Nel caso esaminato dalla Cassazione, un lavoratore aveva impugnato dinanzi la Corte d’Appello la sentenza con cui il Tribunale aveva rigettato la sua impugnazione del licenziamento che gli era stato intimato per giustificato motivo oggettivo.
Secondo l’appellante, infatti, “l’attività di logistica e programmazione, della quale era responsabile, non era stata soppressa, ma erano stati assunti poco dopo, con contratto a tempo indeterminato, 11 lavoratori, a seguito della conversione dei loro contratti a tempo determinato”.
La Corte d’Appello, in riforma della sentenza di primo grado, dichiarava l’illegittimità del licenziamento e ordinava la immediata reintegra del lavoratore nel proprio posto di lavoro, condannando, altresì, la società datrice di lavoro al pagamento di una indennità, a titolo risarcitorio, pari alle mensilità di retribuzione maturate dalla data del primo licenziamento alla effettiva reintegrazione.
La società decideva, dunque, di proporre ricorso per Cassazione, affermando che il giudice di secondo grado, aveva ritenuto il licenziamento illegittimo, “esclusivamente sulla base della circostanza che l’azienda aveva provveduto, dopo circa due mesi dal recesso, a convertire in rapporti di lavoro a tempo indeterminato 11 contratti a termine già in essere (e secondo la ricorrente invalidi), assegnando a due di tali lavoratori parte dei compiti precedentemente svolti” dal lavoratore in questione.
In proposito, la società osservava che si trattava di lavoratori che erano già occupati prima del licenziamento del lavoratore e, oltretutto, la Corte d’Appello non aveva spiegato perché le conversioni dei contratti a termine dovevano ritenersi nuove assunzioni, “tanto più che è ben consentito all’impresa che intenda ridurre i costi del lavoro, sopprimere una posizione lavorativa, distribuendo le relative mansioni tra il personale occupato”.
Secondo la società, inoltre, il giudice di secondo grado non avrebbe “adeguatamente valutato la crisi produttiva dell’azienda, escludendola nonostante la prova per testi, ed i bilanci 2007-2010 prodotti, da cui risultava una riduzione della produzione di oltre il 30%”.
La Corte di Cassazione, tuttavia, non riteneva di dover aderire alle argomentazioni svolte dalla società ricorrente.

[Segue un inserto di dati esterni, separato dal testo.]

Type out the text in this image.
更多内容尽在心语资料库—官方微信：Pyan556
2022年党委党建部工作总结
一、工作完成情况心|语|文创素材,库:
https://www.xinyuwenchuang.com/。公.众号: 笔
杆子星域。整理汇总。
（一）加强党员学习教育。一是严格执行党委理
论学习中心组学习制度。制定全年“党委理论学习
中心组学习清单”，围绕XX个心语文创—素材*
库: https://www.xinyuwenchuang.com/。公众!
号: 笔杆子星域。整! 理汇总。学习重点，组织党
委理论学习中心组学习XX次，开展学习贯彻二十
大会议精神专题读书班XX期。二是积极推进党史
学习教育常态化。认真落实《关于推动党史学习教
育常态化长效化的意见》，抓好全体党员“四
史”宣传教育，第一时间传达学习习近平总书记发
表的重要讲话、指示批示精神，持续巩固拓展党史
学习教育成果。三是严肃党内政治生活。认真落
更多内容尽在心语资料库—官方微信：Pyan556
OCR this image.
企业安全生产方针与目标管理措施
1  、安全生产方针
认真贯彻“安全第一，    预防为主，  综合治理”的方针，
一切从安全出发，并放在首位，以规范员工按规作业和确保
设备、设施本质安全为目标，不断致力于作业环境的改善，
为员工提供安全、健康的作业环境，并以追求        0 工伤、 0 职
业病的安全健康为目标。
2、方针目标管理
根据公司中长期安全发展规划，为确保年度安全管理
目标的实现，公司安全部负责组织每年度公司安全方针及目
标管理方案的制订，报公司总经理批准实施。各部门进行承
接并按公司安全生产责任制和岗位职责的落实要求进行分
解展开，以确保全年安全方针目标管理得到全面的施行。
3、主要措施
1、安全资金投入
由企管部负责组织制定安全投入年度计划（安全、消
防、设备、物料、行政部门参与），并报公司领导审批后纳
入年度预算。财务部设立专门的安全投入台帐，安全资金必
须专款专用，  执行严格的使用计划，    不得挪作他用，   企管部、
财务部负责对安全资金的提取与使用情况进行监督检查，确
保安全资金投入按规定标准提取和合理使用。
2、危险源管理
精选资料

Osserva la Corte, infatti, come il ricorso, innanzitutto, non rispettava quanto stabilito dall’art. 360 codice di procedura civile, “limitandosi in sostanza a richiedere un mero ed inammissibile riesame delle circostanze di causa, già ampiamente valutate dalla corte di merito”.
Per quanto riguardava, poi, la “redistribuzione delle mansioni”, la Corte ribadisce che “tale operazione può rientrare nella nozione di giustificato motivo oggettivo di licenziamento, purché riconducibile ad un effettivo riassetto organizzativo, stabile e non meramente contingente”.
Infatti, “ai fini della configurabilità della soppressione del posto di lavoro integrante giustificato motivo oggettivo di licenziamento non è necessario che vengano soppresse tutte le mansioni in precedenza attribuite al lavoratore licenziato, ben potendo (e dovendo) le stesse essere (almeno) quelle prevalentemente esercitate in precedenza dal lavoratore”.
Nel caso di specie, tuttavia, la società ricorrente aveva provveduto a licenziare il lavoratore “senza provare l’effettivo venir meno delle mansioni da esso svolte, provvedendo anzi ad affidare parte delle stesse a lavoratori assunti dopo qualche mese (ancorché già occupati con contratti a termine), per un verso così confermando la necessità di mantenere la posizione lavorativa svolta”.
In tal modo, la società aveva in qualche modo ammesso che non si era trattato di una “effettiva riorganizzazione aziendale, bensì della volontà dell’azienda di assumere con contratti a tempo indeterminato lavoratori già occupati con contratti a termine”.
Alla luce di quanto sopra, la Corte di Cassazione riteneva infondati tali motivi di ricorso, confermando la sentenza resa dalla Corte d’Appello.